Дмитрий заплыл на ту сторону, прямо из воды полез под обрыв, в заросли, перевитые хмелем, шиповниками и смородиной. В глубине, где сумрак, дрожат крапинки света по серым ольховым стволам, обнажены корни, сочится из-под них родниковая сырость.
«Тут… тут было, — закружило голову тоской, когда вспомнил, как лежал тут жуткой военной ночью. Тогда был страх — теперь стыд за тот страх. — Никто не знает. Один я знаю».
Он отпустил ветвь, которая сразу и скрыла то место с искривленным корнем в сумраке.
Вернулся с горстью не созревшей еще смородины. С мокрых плавок текли струйки по длинным мускулистым ногам. Сел в траву.
Вейники кололи спину остистыми метелками.
— Я любил это место. Вон в тех лопухах, — Дмитрий показал на пушившиеся цветами заросли таволги, — стоял когда-то мальчишка с удочкой. Мальчишки нет — сидит перед тобой мужчина. Тот мальчишка и я, вот я — все одна жизнь. А зарубок на ней и пометок, как на аршине у плотника!
Рина прижалась щекой к скрещенным на песке рукам. Река на повороте казалась выпуклой, стрекотали в зное кузнечики.
Она задремала. Дмитрий укрыл от солнца ей голову.
«Тишина-то какая! — С бьющимся сердцем глядел он на нее. — Успокоилась. Рассказ Кирилла явно подействовал на нее. Девочка впечатлительна. И надо же было встретить его! Я выглядел в разговоре, конечно же, не с лучшей стороны. Приехали проблемы решать! Вот юродивый! Да живи без лишнего, кто тебе не дает. Нет, распустил хвост, как павлин! Хотел понравиться. Я-то вижу».
Он достал из багажника маленький металлический топорик, надо было ставить палатку. Для кольев выбрал орешину на краю леса, за лугом. Ударил — орешина вздрогнула, обнажился из-под коры ствол, завлажнел от сока. Ветки были усыпаны орехами в восковистых сотах. Дмитрий опустил топор. Мимо шли женщины с граблями и вилами, в белых косынках, приспущенных на брови, лица просмолены загаром. Одна из них — невысокого роста, словно кропили зеленым блеском ее глаза.
— Я, между прочим, лесовод, — сказала она. — С топором своим в сушняк иди. Посадки не трогай.
— А я, между прочим, с одного взгляда имена угадываю, — ответил Дмитрий.
— Видать, что чародей. Ишь, какую завлек, и не ворохнется.
— А может, и чародей, Маврушка, — назвал он ее.

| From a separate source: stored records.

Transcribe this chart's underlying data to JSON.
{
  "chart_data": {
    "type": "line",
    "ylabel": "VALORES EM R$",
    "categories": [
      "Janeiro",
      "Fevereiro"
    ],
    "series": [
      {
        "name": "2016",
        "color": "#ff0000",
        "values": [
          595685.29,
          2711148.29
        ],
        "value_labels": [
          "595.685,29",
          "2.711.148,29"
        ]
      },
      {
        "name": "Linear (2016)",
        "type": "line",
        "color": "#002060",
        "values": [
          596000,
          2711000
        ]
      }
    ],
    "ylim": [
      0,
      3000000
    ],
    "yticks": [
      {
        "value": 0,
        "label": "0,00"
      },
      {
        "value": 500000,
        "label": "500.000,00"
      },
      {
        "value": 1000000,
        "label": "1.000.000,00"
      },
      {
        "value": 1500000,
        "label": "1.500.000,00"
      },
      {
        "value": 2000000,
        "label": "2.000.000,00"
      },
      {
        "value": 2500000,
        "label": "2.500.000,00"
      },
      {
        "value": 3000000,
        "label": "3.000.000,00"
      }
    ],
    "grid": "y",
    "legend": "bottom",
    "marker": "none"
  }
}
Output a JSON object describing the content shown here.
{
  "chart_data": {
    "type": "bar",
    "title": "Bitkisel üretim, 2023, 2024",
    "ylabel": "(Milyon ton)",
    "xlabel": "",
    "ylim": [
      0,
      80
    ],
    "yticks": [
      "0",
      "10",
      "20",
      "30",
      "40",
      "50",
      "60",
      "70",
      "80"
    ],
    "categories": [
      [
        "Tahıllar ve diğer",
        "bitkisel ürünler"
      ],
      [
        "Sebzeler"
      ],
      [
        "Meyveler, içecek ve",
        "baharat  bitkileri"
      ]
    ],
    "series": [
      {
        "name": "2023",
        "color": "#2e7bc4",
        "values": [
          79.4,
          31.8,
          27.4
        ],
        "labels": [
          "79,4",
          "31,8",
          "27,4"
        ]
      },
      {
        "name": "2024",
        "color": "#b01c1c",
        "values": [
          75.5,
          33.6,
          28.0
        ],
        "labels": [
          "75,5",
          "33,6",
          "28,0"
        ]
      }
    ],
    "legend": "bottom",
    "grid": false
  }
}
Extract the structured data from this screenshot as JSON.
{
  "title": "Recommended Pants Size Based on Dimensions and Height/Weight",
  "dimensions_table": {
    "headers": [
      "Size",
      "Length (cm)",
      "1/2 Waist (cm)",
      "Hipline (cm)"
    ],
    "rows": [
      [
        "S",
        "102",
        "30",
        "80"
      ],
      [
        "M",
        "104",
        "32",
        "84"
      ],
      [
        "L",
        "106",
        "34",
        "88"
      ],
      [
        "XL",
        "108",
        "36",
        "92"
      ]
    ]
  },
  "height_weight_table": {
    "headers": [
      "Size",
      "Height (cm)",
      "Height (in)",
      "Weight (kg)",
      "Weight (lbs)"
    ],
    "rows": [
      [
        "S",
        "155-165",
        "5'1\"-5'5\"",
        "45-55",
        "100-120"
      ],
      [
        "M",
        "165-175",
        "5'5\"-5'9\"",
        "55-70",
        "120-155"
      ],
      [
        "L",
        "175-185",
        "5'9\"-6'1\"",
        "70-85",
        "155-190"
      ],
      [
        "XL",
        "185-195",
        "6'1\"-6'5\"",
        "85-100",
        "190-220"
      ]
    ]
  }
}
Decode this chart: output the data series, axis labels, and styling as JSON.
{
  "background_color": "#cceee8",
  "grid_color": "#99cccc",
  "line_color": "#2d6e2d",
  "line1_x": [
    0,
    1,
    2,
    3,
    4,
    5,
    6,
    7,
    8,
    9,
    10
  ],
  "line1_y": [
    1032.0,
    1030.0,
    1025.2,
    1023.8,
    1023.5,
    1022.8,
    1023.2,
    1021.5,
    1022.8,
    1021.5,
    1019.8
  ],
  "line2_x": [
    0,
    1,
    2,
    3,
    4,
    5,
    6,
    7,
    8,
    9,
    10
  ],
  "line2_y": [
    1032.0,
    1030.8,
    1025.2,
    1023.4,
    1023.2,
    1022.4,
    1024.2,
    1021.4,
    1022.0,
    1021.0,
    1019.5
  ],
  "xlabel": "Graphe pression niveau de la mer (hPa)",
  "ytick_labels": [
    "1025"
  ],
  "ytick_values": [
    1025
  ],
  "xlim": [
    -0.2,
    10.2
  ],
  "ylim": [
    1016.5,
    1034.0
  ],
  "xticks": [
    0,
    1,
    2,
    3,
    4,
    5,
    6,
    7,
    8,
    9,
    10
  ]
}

Он не ошибся — помнил Маврушку девочкой, теперь она — жена Павла Буланова. У него-то и загостевал Кирилл.
Сидели за столом. Хозяин старше Кирилла года на четыре, отпущенные усы скрывают уродливый шрам на губе — след осколка, но и старят лицо с черными, живыми, иногда печальными глазами. Волосы расчесаны на пробор с завитком чуба. Военная рубашка обвисла на покатых плечах.
Кирилл сидел на табурете возле окна. Отсюда видна была часть огорода с плетями огурцов, яблоня у плетня. За ним — дорога, луг в белых ромашках с клеверами и донником, вьется тропка в Угре.
Голос матери чудится в вечных звуках деревенского предвечерья… вдруг войдет?
«Сынок», — и от золотых тех воспоминаний блестят, блестят слезы в глазах Кирилла.